Dr. Dolittle is your quintessential uber-Englishman. He manages to keep a man from being hung, sail a ship with only two other crewman (Tommy and an African prince named -- cringe -- Bumpo), beat a Spanish matador at his own sport (bullfighting is cruel and vicious and wrong), find a floating island, find and free Long Arrow (yes, an Indian), practically single-handedly win a war, and become king of the island natives (the Popsipetels) and "educate them" before the book is through. By the end I'd had enough of Dr. John Dolittle.

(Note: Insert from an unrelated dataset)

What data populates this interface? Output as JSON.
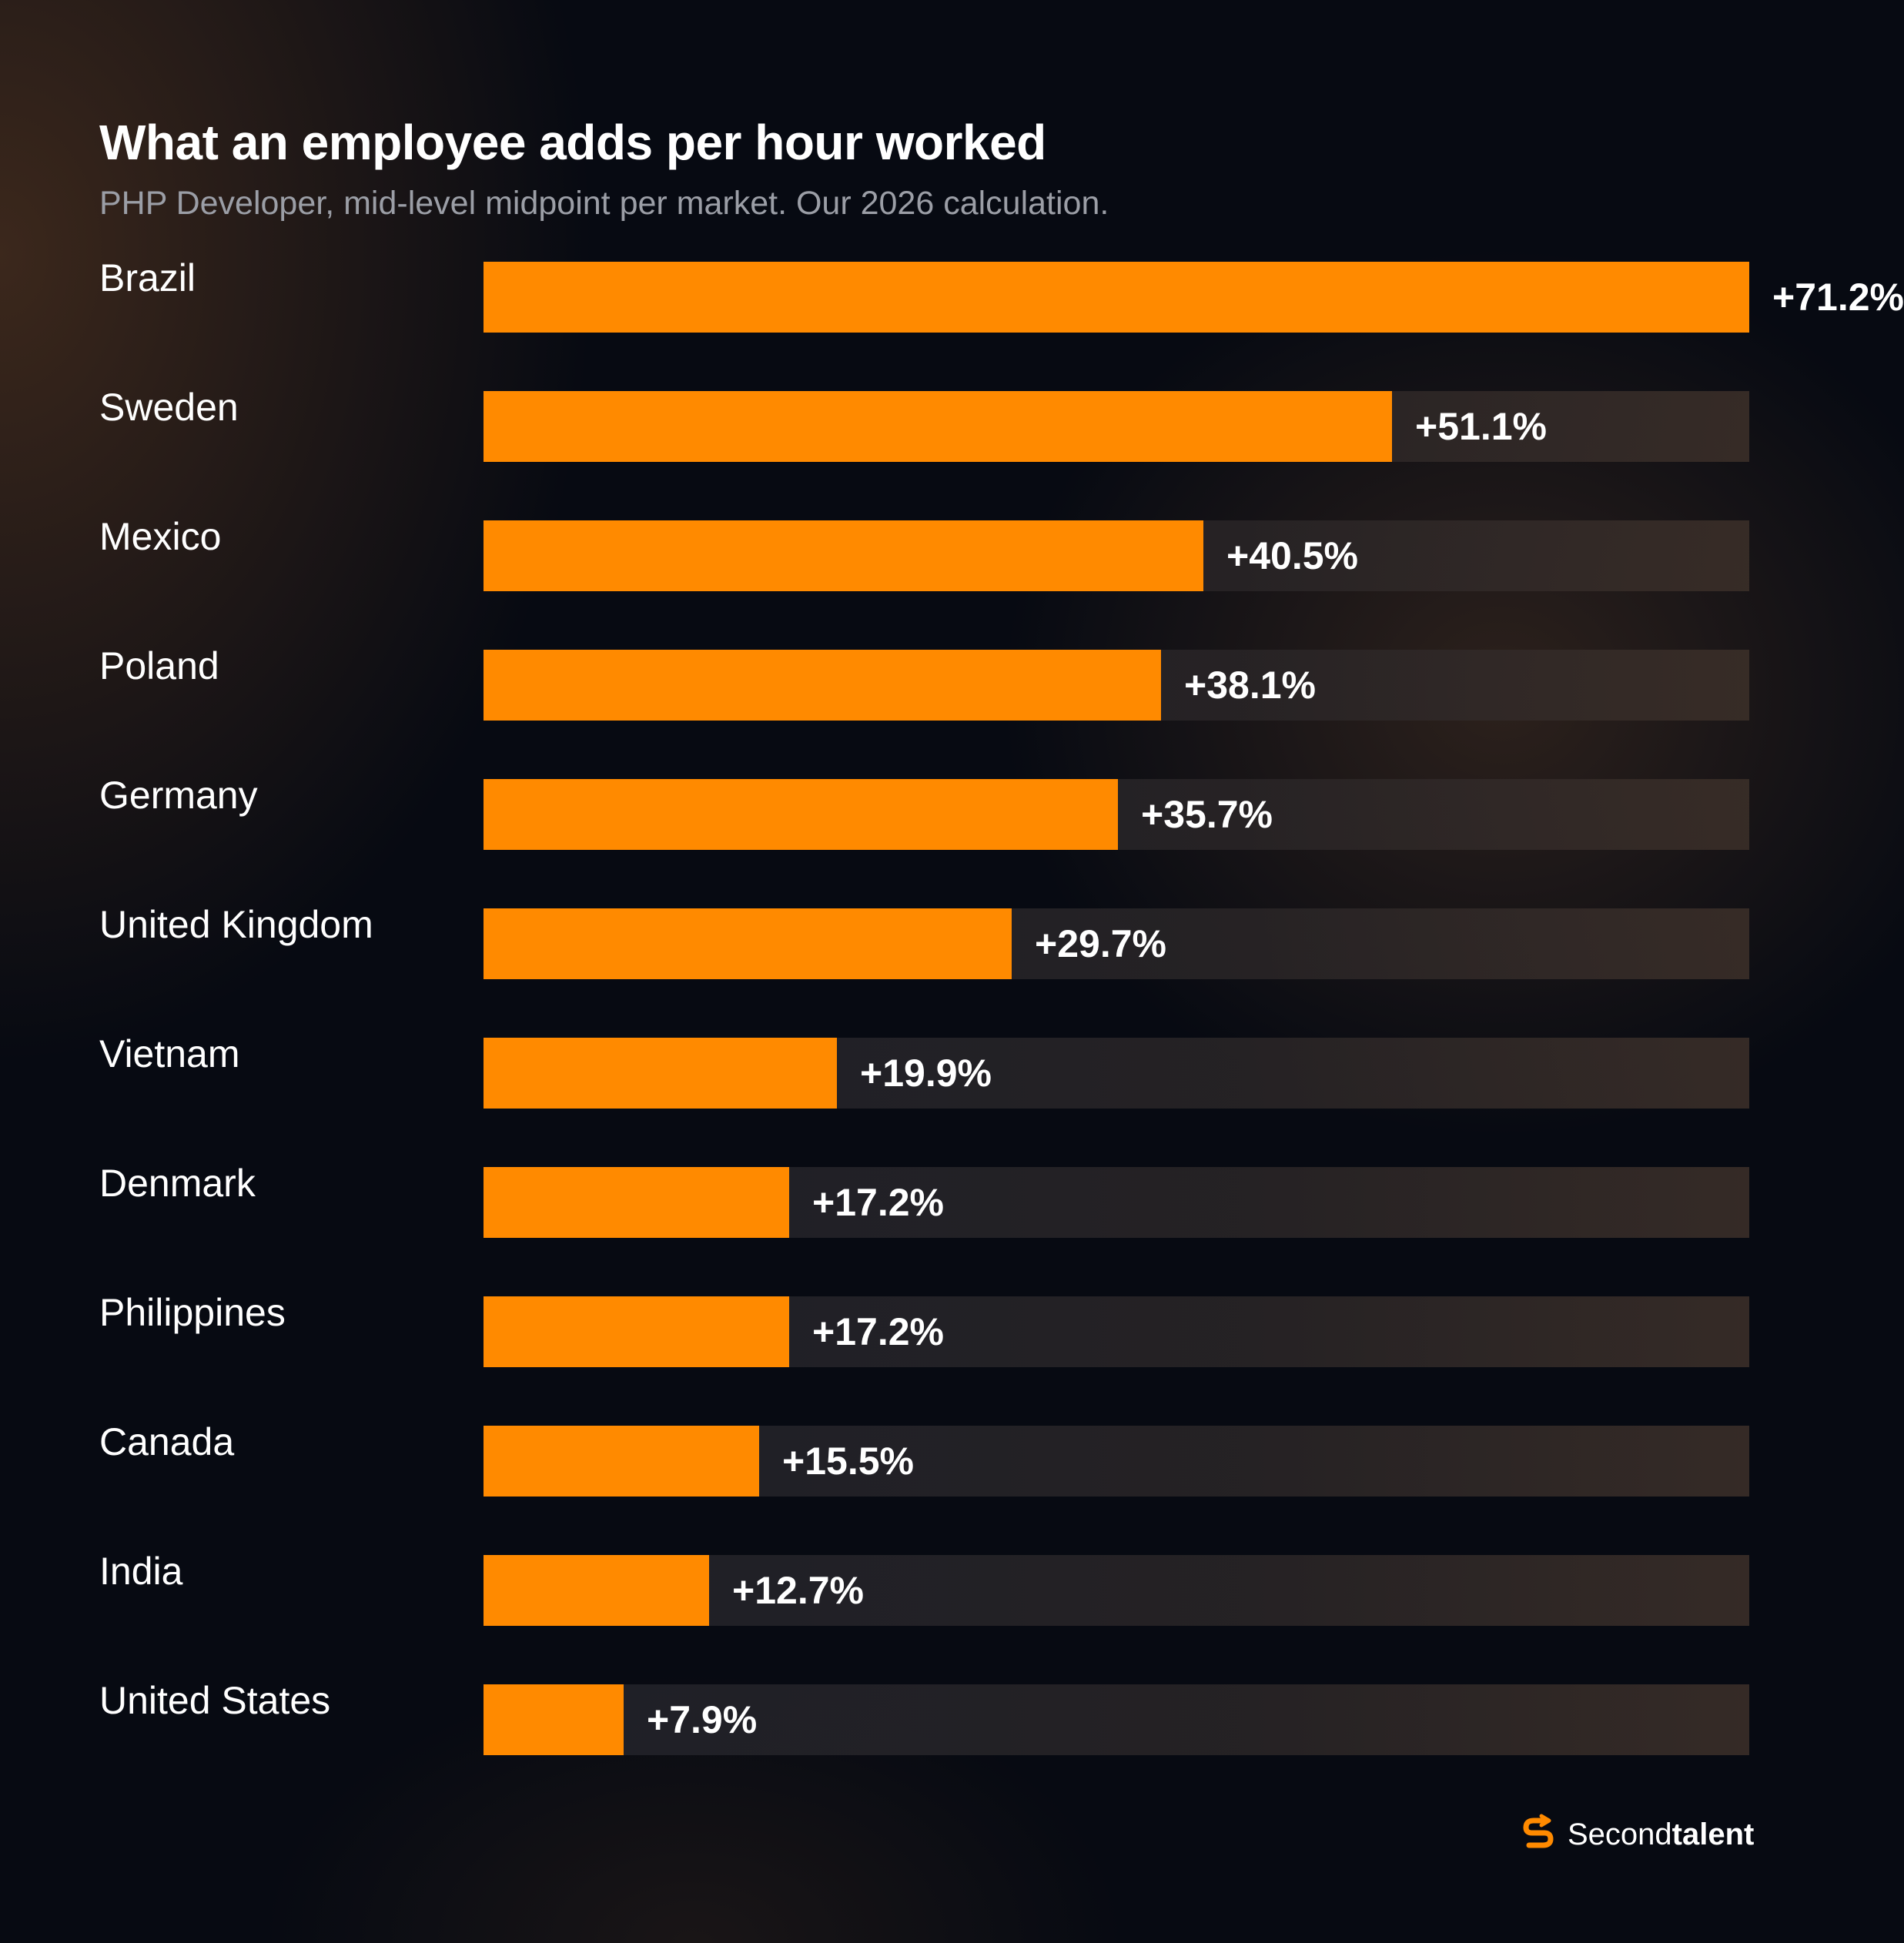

Then there's the completely racist tone. Yes, I know, it was written in 1921. But still. Bumpo (aside from the name) is a complete doofus, mangling the English language at every turn. Which, while quaint at first soon became highly annoying. (One quote: "How stratagenious!" Bumpo chuckled. "As Cicero said, Parrots cum parishoioners facilime congregation.") I know it's meant to be funny -- and often it was -- but it was at the expense of Bumpo's dignity. Even Long Arrow (the greatest naturalist around) was often at the mercy of O Kindly One (as he took to calling Dr. Dolittle). The island natives were completely helpless, in the dark (both literally and figuratively) until the Great White Englishman came and brought them light. Only Tommy and the animals managed to avoid the complete domination of the white man (ah, but then Tommy was white, too).

In fact, the only character I liked was Polynesia. She was sensible enough, always complaining about the animals bugging the doctor during mealtime. She even had the sense to put a side bet on the doctor during the bull fight thereby getting enough money to fund the rest of their voyage. And after two years on the island, she decided that she wanted to go home, so she got everyone (meaning Tommy, Bumpo and the animals) together and came up with a plan to trick the doctor into leaving his job as king. Here she is, trying to convince the doctor to take a holiday:
"Oh bother the theater -- and the babies, too," snapped Polynesia. "The theater can wait a week. And as for the babies, they never have anything more than colic. How do you suppose babies got along before you came here, for Heaven's sake? Take a holiday... You need it."
But it's biggest fault is that it wasn't silly enough. Lofting was alternately too serious -- launching into lectures about zoos or bull fighting or Indians or something or other -- and just plain dull. It always felt like he was forcing the silliness, trying too hard to come up with something odd or original. The best whimsical books are much less heavy-handed in their, um, whimsy, allowing the books to soar. And in the end, Dr. Dolittle fell flat.


Bekah said...

My memories of Dr. Dolittle were that it was quite dry. What's with these early children's books?

Melissa said...

It wasn't really dry as much as it was trying too hard. Older books can be fun -- The Secret Garden/Little Princess, Anne of Greene Gables, Winnie the Pooh, Alice in Wonderland for example.

But I think that in the early years perhaps the committe or authors were trying too hard -- to be dignified? to be English?

Maybe it being the 1920s had something to do with it.